Avoid Waiver - A Guide for Commercial Landlords
Step 1 – Check your Position
- Check that the Lease contains a clause allowing you to re-enter the premises in certain circumstances, e.g. where there has been a breach of the Lease.
- Check that the re-entry clause covers the tenant’s act you are complaining about, e.g. a tenant’s covenant not to assign the Lease without consent is not broken by a subletting.
- Check whether the Lease specifies any pre-conditions for exercising the right to forfeit, e.g. a grace period for paying sums due under the Lease.
If you have confirmed that: (1) there is a re-entry clause in the Lease; (2) the re-entry clause covers the tenant’s act; and (3) any pre-conditions in the Lease have been satisfied: you have a right to forfeit the Lease.
Step 2 – Avoid Waiver
If you want to look into the possibility of forfeiting the Lease and regaining possession of the premises, you should ensure that you do not waive the right to forfeit in the meantime.
What is waiver?
No matter what your intention, you will waive the right to forfeit if you: (a) know of your tenant’s breach; and (b) do something which unequivocally recognises the Lease as existing or continuing. In order for there to be waiver, your act which treats the Lease as if it is still in existence must also have been communicated to the tenant.
Always think: Will what I am about to do treat the Lease as if it still exists? Am I doing something which I am only allowed to do by virtue of the Lease?
Potential acts of waiver:
- Demanding or accepting sums due under the Lease.
- Levying distress.
- Negotiating or granting consents required under the Lease.
- Serving notices under the Lease.
- Serving statutory notices.
- Seeking an injunction against a breach of covenant.
- Arranging to inspect the premises.
- Offering to accept or negotiating a surrender of the Lease.
For some breaches (which are called “continuing breaches”), it may not be a problem if you waive the right to forfeit because the right can arise again. However, it is generally better to take a cautious approach at first, until you have confirmed the nature of the breach.
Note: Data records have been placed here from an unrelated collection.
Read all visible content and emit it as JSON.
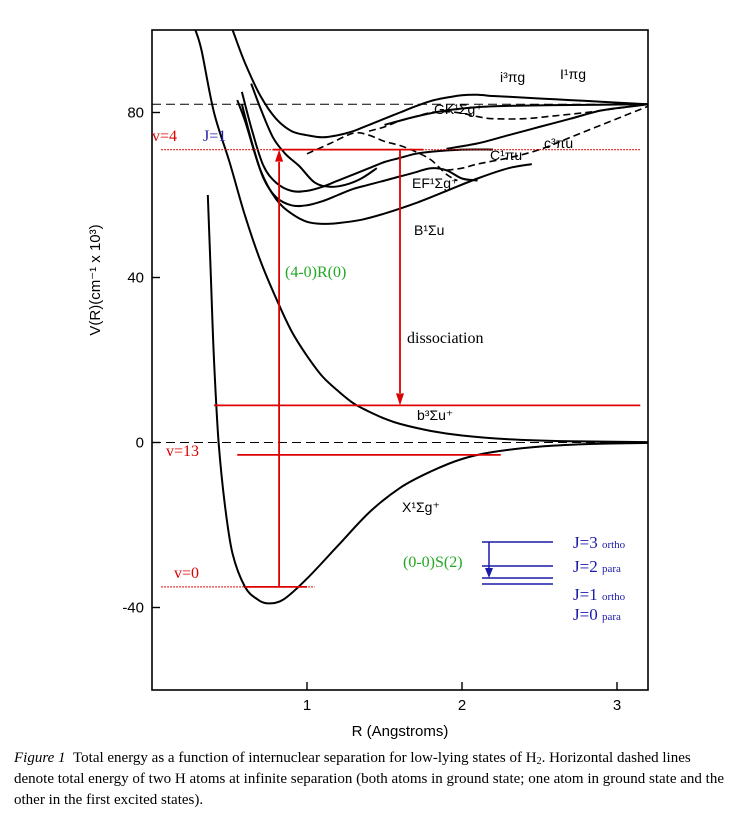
{
  "chart_data": {
    "type": "line",
    "xlabel": "R (Angstroms)",
    "ylabel": "V(R)(cm⁻¹ x 10³)",
    "xlim": [
      0,
      3.2
    ],
    "ylim": [
      -60,
      100
    ],
    "x_ticks": [
      1,
      2,
      3
    ],
    "y_ticks": [
      -40,
      0,
      40,
      80
    ],
    "dashed_levels": [
      0,
      82
    ],
    "curves": [
      {
        "name": "X¹Σg⁺",
        "points": [
          [
            0.36,
            60
          ],
          [
            0.38,
            40
          ],
          [
            0.4,
            20
          ],
          [
            0.43,
            0
          ],
          [
            0.47,
            -15
          ],
          [
            0.52,
            -27
          ],
          [
            0.6,
            -35
          ],
          [
            0.68,
            -38
          ],
          [
            0.75,
            -39
          ],
          [
            0.85,
            -38
          ],
          [
            1.0,
            -33
          ],
          [
            1.2,
            -25
          ],
          [
            1.4,
            -17
          ],
          [
            1.6,
            -11
          ],
          [
            1.8,
            -7
          ],
          [
            2.0,
            -4
          ],
          [
            2.2,
            -2.3
          ],
          [
            2.5,
            -1
          ],
          [
            2.8,
            -0.4
          ],
          [
            3.2,
            -0.1
          ]
        ]
      },
      {
        "name": "b³Σu⁺",
        "points": [
          [
            0.28,
            100
          ],
          [
            0.32,
            95
          ],
          [
            0.4,
            80
          ],
          [
            0.5,
            68
          ],
          [
            0.6,
            55
          ],
          [
            0.7,
            44
          ],
          [
            0.8,
            35
          ],
          [
            0.9,
            27
          ],
          [
            1.0,
            21
          ],
          [
            1.1,
            16
          ],
          [
            1.2,
            12.5
          ],
          [
            1.3,
            9.5
          ],
          [
            1.4,
            7.5
          ],
          [
            1.5,
            5.8
          ],
          [
            1.6,
            4.5
          ],
          [
            1.8,
            2.8
          ],
          [
            2.0,
            1.7
          ],
          [
            2.3,
            0.8
          ],
          [
            2.7,
            0.3
          ],
          [
            3.2,
            0.1
          ]
        ]
      },
      {
        "name": "B¹Σu",
        "points": [
          [
            0.55,
            83
          ],
          [
            0.6,
            78
          ],
          [
            0.7,
            66
          ],
          [
            0.8,
            59
          ],
          [
            0.9,
            55.5
          ],
          [
            1.0,
            53.5
          ],
          [
            1.1,
            53
          ],
          [
            1.2,
            53.2
          ],
          [
            1.35,
            54
          ],
          [
            1.5,
            55.5
          ],
          [
            1.7,
            58
          ],
          [
            1.9,
            61
          ],
          [
            2.1,
            64
          ],
          [
            2.3,
            66.5
          ],
          [
            2.45,
            67.5
          ]
        ]
      },
      {
        "name": "EF¹Σg⁺",
        "points": [
          [
            0.58,
            82
          ],
          [
            0.65,
            72
          ],
          [
            0.72,
            64
          ],
          [
            0.8,
            59.5
          ],
          [
            0.9,
            57.5
          ],
          [
            1.0,
            57.5
          ],
          [
            1.1,
            58.5
          ],
          [
            1.2,
            60
          ],
          [
            1.3,
            61.5
          ],
          [
            1.4,
            62.5
          ],
          [
            1.5,
            63.5
          ],
          [
            1.6,
            64.5
          ],
          [
            1.7,
            65.5
          ],
          [
            1.8,
            66.5
          ],
          [
            1.9,
            66
          ],
          [
            2.0,
            64
          ],
          [
            2.1,
            63.5
          ]
        ]
      },
      {
        "name": "C¹Πu",
        "points": [
          [
            0.58,
            85
          ],
          [
            0.65,
            75
          ],
          [
            0.72,
            67
          ],
          [
            0.8,
            63
          ],
          [
            0.9,
            61
          ],
          [
            1.0,
            61
          ],
          [
            1.1,
            62
          ],
          [
            1.2,
            63.5
          ],
          [
            1.3,
            65
          ],
          [
            1.4,
            66.5
          ],
          [
            1.5,
            68
          ],
          [
            1.6,
            69
          ],
          [
            1.7,
            70
          ],
          [
            1.8,
            70.5
          ],
          [
            2.0,
            71
          ],
          [
            2.2,
            71
          ]
        ]
      },
      {
        "name": "GK¹Σg⁺",
        "points": [
          [
            0.64,
            87
          ],
          [
            0.7,
            81
          ],
          [
            0.78,
            74
          ],
          [
            0.86,
            70
          ],
          [
            0.95,
            67
          ],
          [
            1.05,
            63
          ],
          [
            1.15,
            62
          ],
          [
            1.25,
            62.5
          ],
          [
            1.35,
            64
          ],
          [
            1.45,
            66.5
          ]
        ]
      },
      {
        "name": "i³Πg / I¹Πg",
        "points": [
          [
            0.52,
            100
          ],
          [
            0.6,
            92
          ],
          [
            0.7,
            84
          ],
          [
            0.8,
            78.5
          ],
          [
            0.9,
            75.5
          ],
          [
            1.0,
            74.5
          ],
          [
            1.1,
            74
          ],
          [
            1.2,
            74.5
          ],
          [
            1.3,
            75.5
          ],
          [
            1.4,
            77
          ],
          [
            1.5,
            78.5
          ],
          [
            1.6,
            80
          ],
          [
            1.7,
            81.5
          ],
          [
            1.8,
            82.8
          ],
          [
            1.9,
            83.6
          ],
          [
            2.0,
            84.2
          ],
          [
            2.1,
            84.3
          ],
          [
            2.2,
            84
          ],
          [
            2.3,
            83.8
          ],
          [
            2.4,
            83.6
          ],
          [
            2.6,
            83.2
          ],
          [
            2.8,
            82.8
          ],
          [
            3.0,
            82.4
          ],
          [
            3.2,
            82
          ]
        ]
      },
      {
        "name": "c³Πu",
        "points": [
          [
            1.9,
            71.2
          ],
          [
            2.1,
            72.5
          ],
          [
            2.3,
            74.5
          ],
          [
            2.5,
            76.5
          ],
          [
            2.7,
            78.5
          ],
          [
            2.9,
            80.5
          ],
          [
            3.1,
            81.5
          ],
          [
            3.2,
            82
          ]
        ]
      },
      {
        "name": "upper-band",
        "points": [
          [
            1.5,
            77
          ],
          [
            1.7,
            79
          ],
          [
            1.9,
            80.5
          ],
          [
            2.1,
            81.3
          ],
          [
            2.3,
            81.6
          ],
          [
            2.6,
            81.8
          ],
          [
            2.9,
            81.9
          ],
          [
            3.2,
            82
          ]
        ]
      }
    ],
    "dashed_curves": [
      {
        "name": "GK-dashed",
        "points": [
          [
            1.4,
            75.5
          ],
          [
            1.5,
            76.5
          ],
          [
            1.6,
            78
          ],
          [
            1.7,
            79
          ],
          [
            1.8,
            80
          ],
          [
            1.9,
            80.2
          ],
          [
            2.0,
            79.8
          ],
          [
            2.1,
            79
          ],
          [
            2.2,
            78.5
          ],
          [
            2.4,
            78.5
          ],
          [
            2.6,
            79.2
          ],
          [
            2.8,
            80
          ],
          [
            3.0,
            81
          ],
          [
            3.2,
            82
          ]
        ]
      },
      {
        "name": "EF-dashed",
        "points": [
          [
            1.0,
            70
          ],
          [
            1.15,
            72.5
          ],
          [
            1.3,
            75
          ],
          [
            1.4,
            74.5
          ],
          [
            1.5,
            73
          ],
          [
            1.6,
            72
          ],
          [
            1.7,
            70.5
          ],
          [
            1.8,
            68.5
          ],
          [
            1.9,
            65
          ],
          [
            1.97,
            63.5
          ]
        ]
      },
      {
        "name": "C-dashed",
        "points": [
          [
            1.9,
            66
          ],
          [
            2.0,
            66.5
          ],
          [
            2.1,
            67.5
          ],
          [
            2.3,
            69
          ],
          [
            2.5,
            71
          ],
          [
            2.7,
            74
          ],
          [
            2.9,
            77
          ],
          [
            3.1,
            80
          ],
          [
            3.2,
            81.5
          ]
        ]
      }
    ],
    "labels": {
      "i3pi": "i³πg",
      "I1pi": "I¹πg",
      "GK": "GK¹Σg⁺",
      "c3pi": "c³πu",
      "C1pi": "C¹πu",
      "EF": "EF¹Σg⁺",
      "B": "B¹Σu",
      "b3": "b³Σu⁺",
      "X": "X¹Σg⁺"
    },
    "annotations": {
      "v4": "v=4",
      "J1": "J=1",
      "v13": "v=13",
      "v0": "v=0",
      "transition": "(4-0)R(0)",
      "dissociation": "dissociation",
      "oo_s2": "(0-0)S(2)"
    },
    "rot_levels": [
      {
        "J": "J=3",
        "kind": "ortho"
      },
      {
        "J": "J=2",
        "kind": "para"
      },
      {
        "J": "J=1",
        "kind": "ortho"
      },
      {
        "J": "J=0",
        "kind": "para"
      }
    ],
    "colors": {
      "curve": "#000000",
      "red": "#dd0000",
      "blue": "#1a1aa8",
      "green": "#22a822"
    }
  },
  "caption": {
    "label": "Figure 1",
    "text_1": "Total energy as a function of internuclear separation for low-lying states of H",
    "sub": "2",
    "text_2": ". Horizontal dashed lines denote total energy of two H atoms at infinite separation (both atoms in ground state; one atom in ground state and the other in the first excited states)."
  }
}
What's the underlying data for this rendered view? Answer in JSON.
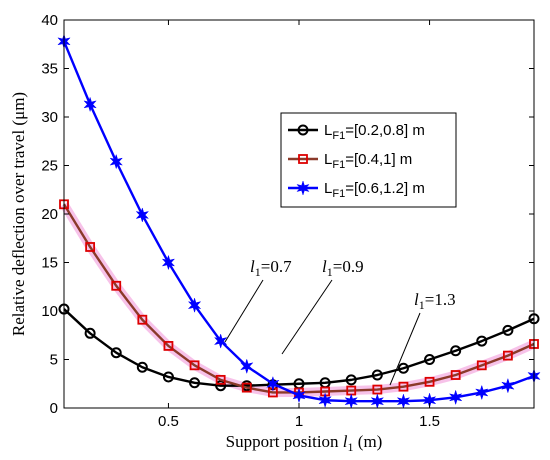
{
  "chart_data": {
    "type": "line",
    "xlabel": "Support position l1 (m)",
    "xlabel_parts": {
      "pre": "Support position ",
      "italic": "l",
      "sub": "1",
      "post": " (m)"
    },
    "ylabel": "Relative deflection over  travel   (μm)",
    "xlim": [
      0.1,
      1.9
    ],
    "ylim": [
      0,
      40
    ],
    "xticks": [
      0.5,
      1,
      1.5
    ],
    "xtick_labels": [
      "0.5",
      "1",
      "1.5"
    ],
    "yticks": [
      0,
      5,
      10,
      15,
      20,
      25,
      30,
      35,
      40
    ],
    "ytick_labels": [
      "0",
      "5",
      "10",
      "15",
      "20",
      "25",
      "30",
      "35",
      "40"
    ],
    "grid": false,
    "legend_position": "upper-right",
    "x": [
      0.1,
      0.2,
      0.3,
      0.4,
      0.5,
      0.6,
      0.7,
      0.8,
      0.9,
      1.0,
      1.1,
      1.2,
      1.3,
      1.4,
      1.5,
      1.6,
      1.7,
      1.8,
      1.9
    ],
    "series": [
      {
        "name": "LF1=[0.2,0.8] m",
        "legend": {
          "pre": "L",
          "sub": "F1",
          "post": "=[0.2,0.8] m"
        },
        "color": "#000000",
        "marker": "circle",
        "values": [
          10.2,
          7.7,
          5.7,
          4.2,
          3.2,
          2.6,
          2.3,
          2.3,
          2.4,
          2.5,
          2.6,
          2.9,
          3.4,
          4.1,
          5.0,
          5.9,
          6.9,
          8.0,
          9.2
        ]
      },
      {
        "name": "LF1=[0.4,1] m",
        "legend": {
          "pre": "L",
          "sub": "F1",
          "post": "=[0.4,1] m"
        },
        "color": "#dd0000",
        "line_color": "#8b3a2a",
        "halo_color": "#f5b3e3",
        "marker": "square",
        "values": [
          21.0,
          16.6,
          12.6,
          9.1,
          6.4,
          4.4,
          2.9,
          2.1,
          1.6,
          1.6,
          1.7,
          1.8,
          1.9,
          2.2,
          2.7,
          3.4,
          4.4,
          5.4,
          6.6
        ]
      },
      {
        "name": "LF1=[0.6,1.2] m",
        "legend": {
          "pre": "L",
          "sub": "F1",
          "post": "=[0.6,1.2] m"
        },
        "color": "#0000ff",
        "marker": "star",
        "values": [
          37.8,
          31.3,
          25.4,
          19.9,
          15.0,
          10.6,
          6.9,
          4.3,
          2.5,
          1.3,
          0.8,
          0.7,
          0.7,
          0.7,
          0.8,
          1.1,
          1.6,
          2.3,
          3.3
        ]
      }
    ],
    "annotations": [
      {
        "id": "l1-07",
        "var": "l",
        "sub": "1",
        "text": "=0.7",
        "x": 0.73,
        "y": 2.3
      },
      {
        "id": "l1-09",
        "var": "l",
        "sub": "1",
        "text": "=0.9",
        "x": 0.9,
        "y": 1.6
      },
      {
        "id": "l1-13",
        "var": "l",
        "sub": "1",
        "text": "=1.3",
        "x": 1.3,
        "y": 0.7
      }
    ]
  }
}
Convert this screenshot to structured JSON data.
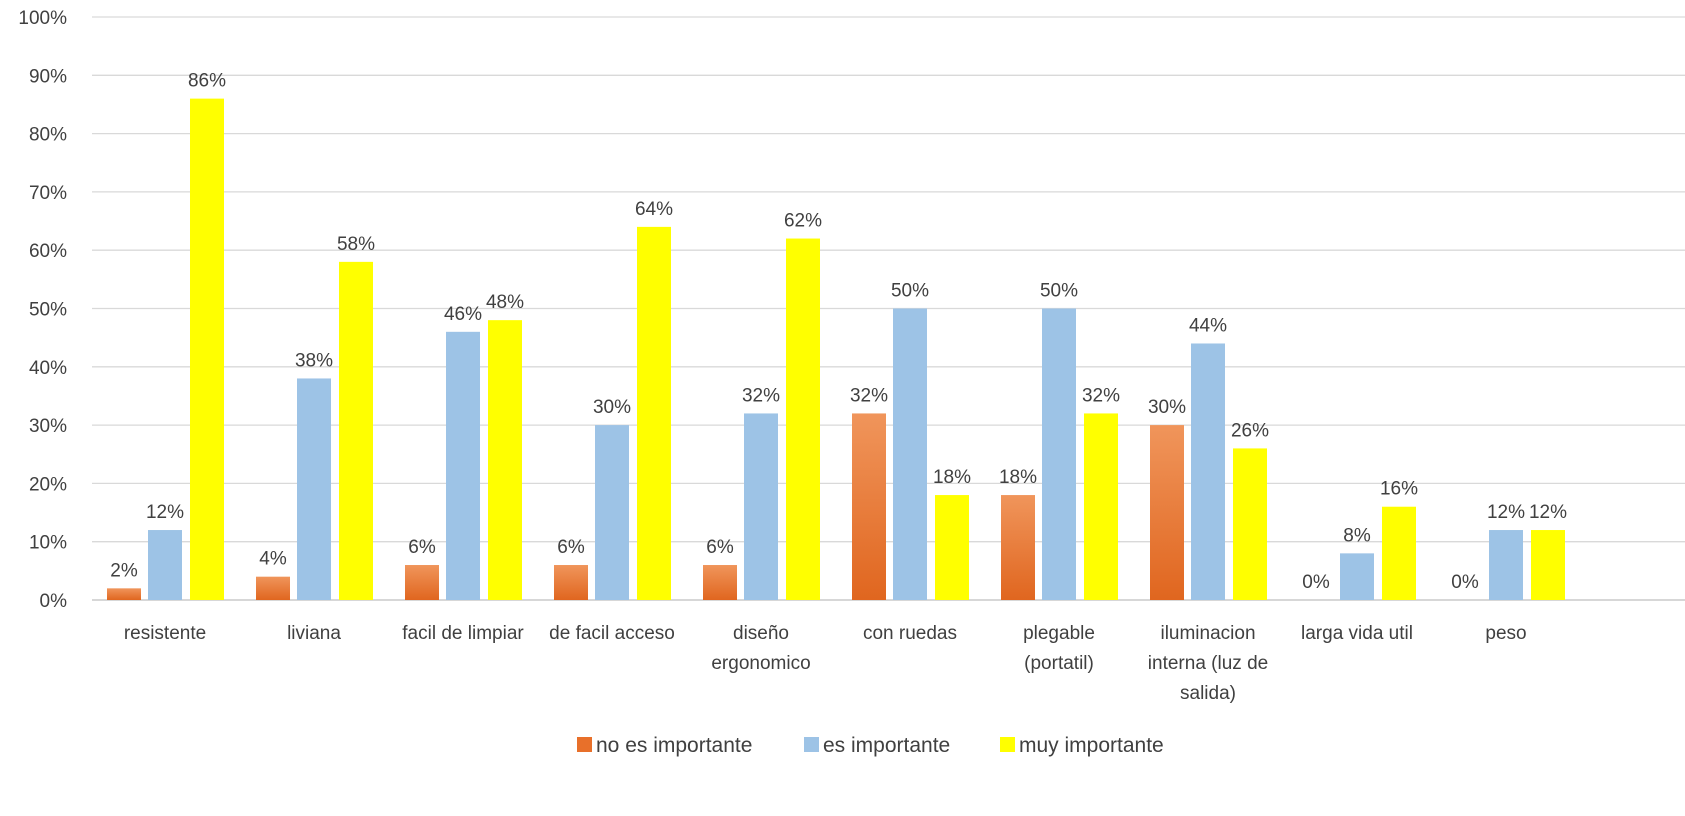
{
  "chart_data": {
    "type": "bar",
    "title": "",
    "xlabel": "",
    "ylabel": "",
    "ylim": [
      0,
      100
    ],
    "y_ticks": [
      "0%",
      "10%",
      "20%",
      "30%",
      "40%",
      "50%",
      "60%",
      "70%",
      "80%",
      "90%",
      "100%"
    ],
    "grid": true,
    "legend_position": "bottom",
    "categories": [
      [
        "resistente"
      ],
      [
        "liviana"
      ],
      [
        "facil de limpiar"
      ],
      [
        "de facil acceso"
      ],
      [
        "diseño",
        "ergonomico"
      ],
      [
        "con ruedas"
      ],
      [
        "plegable",
        "(portatil)"
      ],
      [
        "iluminacion",
        "interna (luz de",
        "salida)"
      ],
      [
        "larga vida util"
      ],
      [
        "peso"
      ]
    ],
    "series": [
      {
        "name": "no es importante",
        "color": "#E8702A",
        "values": [
          2,
          4,
          6,
          6,
          6,
          32,
          18,
          30,
          0,
          0
        ]
      },
      {
        "name": "es importante",
        "color": "#9DC3E6",
        "values": [
          12,
          38,
          46,
          30,
          32,
          50,
          50,
          44,
          8,
          12
        ]
      },
      {
        "name": "muy importante",
        "color": "#FFFF00",
        "values": [
          86,
          58,
          48,
          64,
          62,
          18,
          32,
          26,
          16,
          12
        ]
      }
    ],
    "value_suffix": "%"
  }
}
Some of the common breaches of Lease, e.g. non-payment of rent, unauthorised assignment, unauthorised subletting and insolvency, are all regarded as “once and for all” breaches. This means that waiver in those cases would lose you the right to forfeit until there is any further breach by the tenant.
Step 3 – Actively Preserve the Right to Forfeit
- Only communicate with the tenant and/or its representatives on a without prejudice basis, if at all.
- Ensure that no sums due under the Lease are demanded or accepted, even on a without prejudice basis. Any letters to the tenant to chase arrears should be carefully worded, so that they do not waive the right to forfeit.
- Do not discuss the payment of future sums due under the Lease with the tenant and/or its representatives, even on a without prejudice basis.
Step 4 – Consider the possibility of forfeiting the Lease
This note is not intended to advise on the considerations that arise here and specific advice should be sought in individual cases. However, as a guide, the following factors should be borne in mind:
- Do you want to redevelop the premises?
- Is there a rent deposit?
- Is there a subtenant at the premises?
- Do you have a guarantor or any former tenants or former guarantors who are still liable?
- Are you confident that you can re-let the premises?
- Will the new rent payable by any new tenant be at least as much as the existing rent?